When it came time to make this recording, I chose to continue to explore my Moroccan musical heritage in more depth, and especially my Berber (Amazigh) roots. The themes of travel and tradition inspired me to call the CD Berber Taxi. It's also the title of a traditional song that my mother taught me, on e that spoke about the hope of finding love in distant places. Berber Taxi perfectly ties together my experiences in Morocco, France, and New York City.

On the title track, Zarra sings in Berber about trying to find her lover. On other tracks she sings in French, Arabic, English, and Moroccan dialects. "[T]his is how I speak with friends," Zarra explains. "We go back and forth between French, English, Arabic, and Moroccan dialects -- everything at the same time. Sometimes this happens in one sentence!"

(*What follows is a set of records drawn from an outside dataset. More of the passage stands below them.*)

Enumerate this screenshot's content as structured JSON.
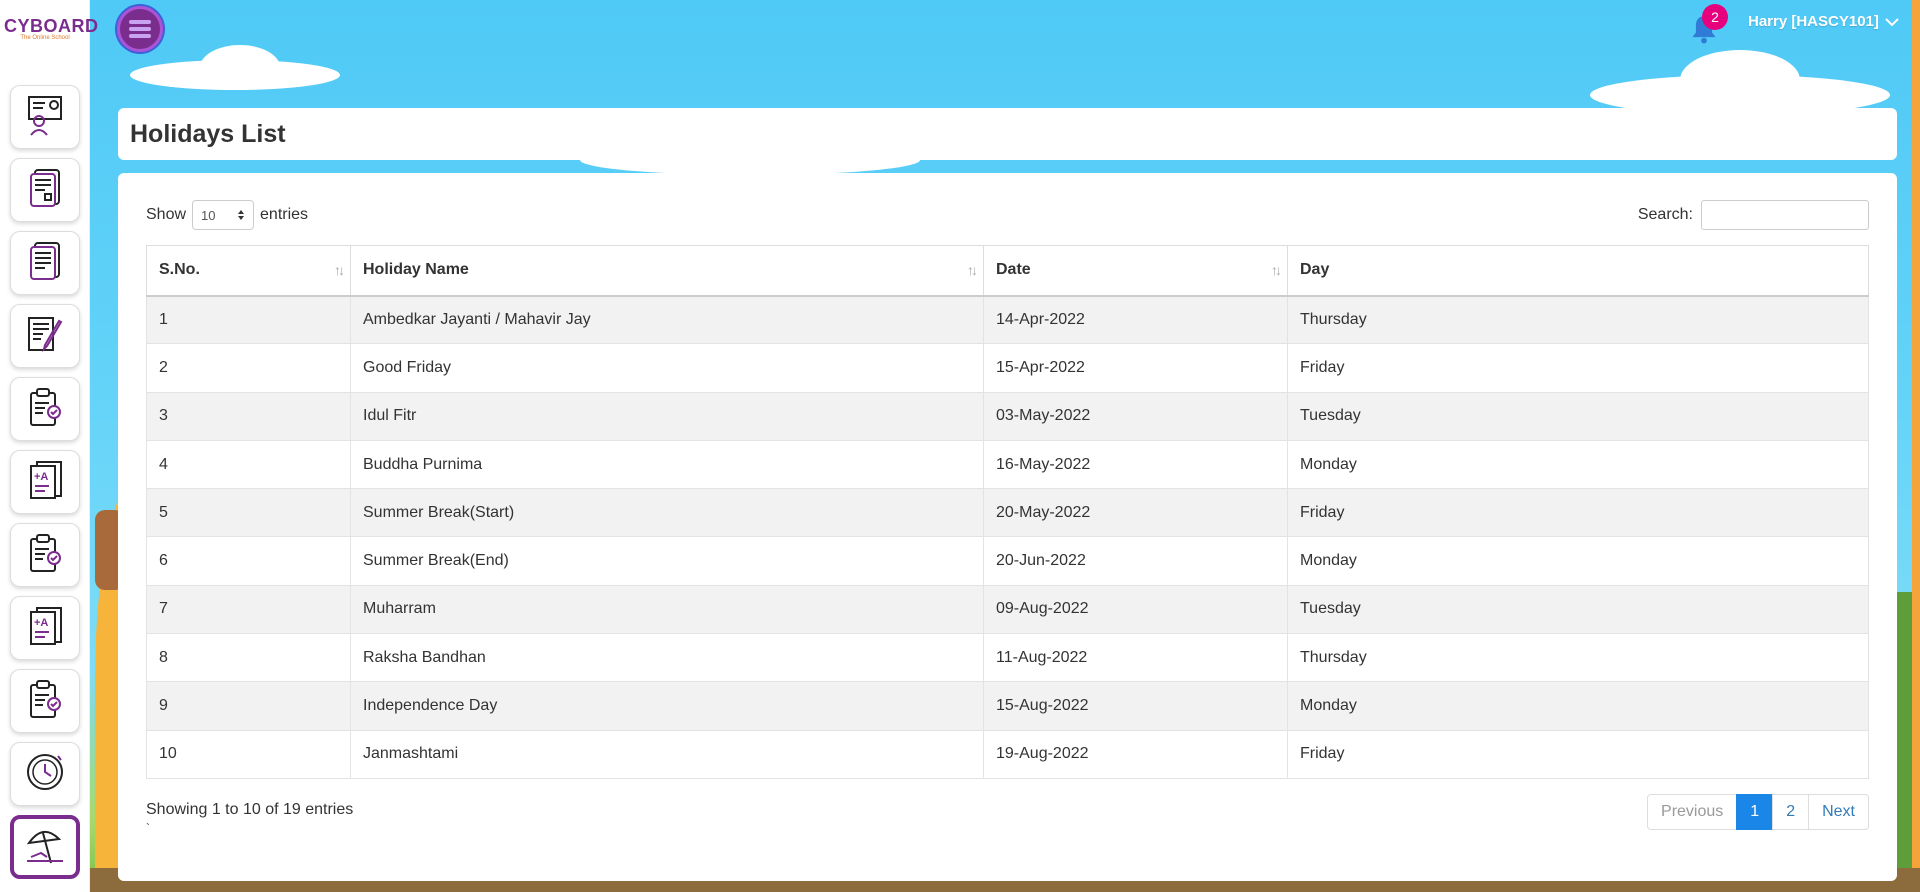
{
  "brand": {
    "logo_main": "CYBOARD",
    "logo_sub": "The Online School"
  },
  "header": {
    "notification_count": "2",
    "user_name": "Harry [HASCY101]"
  },
  "sidebar": {
    "items": [
      {
        "icon": "teacher-board-icon"
      },
      {
        "icon": "newspaper-icon"
      },
      {
        "icon": "report-sheet-icon"
      },
      {
        "icon": "edit-document-icon"
      },
      {
        "icon": "clipboard-check-icon"
      },
      {
        "icon": "grade-document-icon"
      },
      {
        "icon": "clipboard-check-icon"
      },
      {
        "icon": "grade-document-icon"
      },
      {
        "icon": "clipboard-check-icon"
      },
      {
        "icon": "clock-icon"
      },
      {
        "icon": "beach-umbrella-icon"
      }
    ],
    "active_index": 10
  },
  "page": {
    "title": "Holidays List"
  },
  "table_controls": {
    "show_label": "Show",
    "entries_label": "entries",
    "page_size": "10",
    "search_label": "Search:",
    "search_value": ""
  },
  "table": {
    "columns": [
      "S.No.",
      "Holiday Name",
      "Date",
      "Day"
    ],
    "rows": [
      [
        "1",
        "Ambedkar Jayanti / Mahavir Jay",
        "14-Apr-2022",
        "Thursday"
      ],
      [
        "2",
        "Good Friday",
        "15-Apr-2022",
        "Friday"
      ],
      [
        "3",
        "Idul Fitr",
        "03-May-2022",
        "Tuesday"
      ],
      [
        "4",
        "Buddha Purnima",
        "16-May-2022",
        "Monday"
      ],
      [
        "5",
        "Summer Break(Start)",
        "20-May-2022",
        "Friday"
      ],
      [
        "6",
        "Summer Break(End)",
        "20-Jun-2022",
        "Monday"
      ],
      [
        "7",
        "Muharram",
        "09-Aug-2022",
        "Tuesday"
      ],
      [
        "8",
        "Raksha Bandhan",
        "11-Aug-2022",
        "Thursday"
      ],
      [
        "9",
        "Independence Day",
        "15-Aug-2022",
        "Monday"
      ],
      [
        "10",
        "Janmashtami",
        "19-Aug-2022",
        "Friday"
      ]
    ]
  },
  "footer": {
    "info": "Showing 1 to 10 of 19 entries",
    "stray_mark": "`"
  },
  "pagination": {
    "previous": "Previous",
    "pages": [
      "1",
      "2"
    ],
    "current": "1",
    "next": "Next"
  },
  "colors": {
    "brand_purple": "#7b2d8e",
    "sky": "#4fc9f6",
    "accent_blue": "#1a86e8",
    "badge_pink": "#e6007e"
  }
}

The language may be keyed to the lyrical content, but it's not critical to understand it since Zarra uses her voice as an instrument (just check out the wordless "Houaira"), conveying meaning through sound more than lyrics. She's joined by a half dozen stellar musicians; the excellent bass work of Mamadou Ba and the piano of Michael Cain (no, not Sir Michael Caine) shine particularly brightly.